After leaving the heard (and taking a potty break), I visited the Civil Right Museum at the Lorraine Motel, where Dr. Martin Luther King was killed. The two rooms where he and some friends had stayed the night before are preserved. King’s room still displays the unmade bed and what was left from breakfast. The rest of the museum is dedicated mostly to the fight for the equality and civil rights of Black Americans.


One exhibit leads you on to a bus, where only a statue of a driver and Rosa Parks sit. The sign says that you must sit down to activate the display. I sat down in the second row. Then a voice from the driver tells me that I will have to move. I kind of laugh to myself, getting the point. Then the driver says that I need to move now, his voice a little louder. Then he starts yelling at me and says if I don’t move now I’ll be arrested. Then, another voice comes on to end the recording, saying that in 1957, if you hadn’t moved by now you would have been arrested.
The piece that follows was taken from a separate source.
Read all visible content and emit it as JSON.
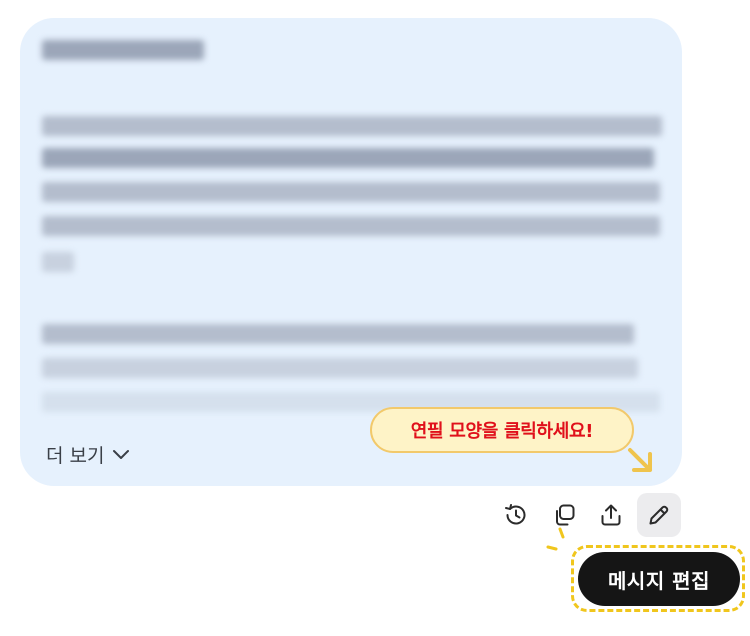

Another display plays a loop of a life-sized video against the white walls of a street shop. The video is of a riot in the 50’s or 60’s where fire hoses were used to obtain order.

I drove down to the Mississippi river and then to Beale St. (the Bourbon Street of Memphis) to have some lunch. I passed a statue of Elvis with his guitar where he forever stands in a position of mid-shimmy. The Blues City Café was another suggestion of my Lonely Planet guide and where I ordered a half rack of ribs that slid right off the bone.

Afterwards, I walked down the rest of the street and found a band playing in a small out door venue. I sat to listen to a little Otis Redding and started talking to the woman next to me. She asked if I’d stay long enough to hear her sing to which I accepted. She sang Ike & Tina’s rendition of Proud Mary. (both, Easy and Rough).

On the way out of town I drove by Sun recording studio and snapped a few pics.

And that was it for Memphis. On the road to see some cousins I haven’t seen in 6 years.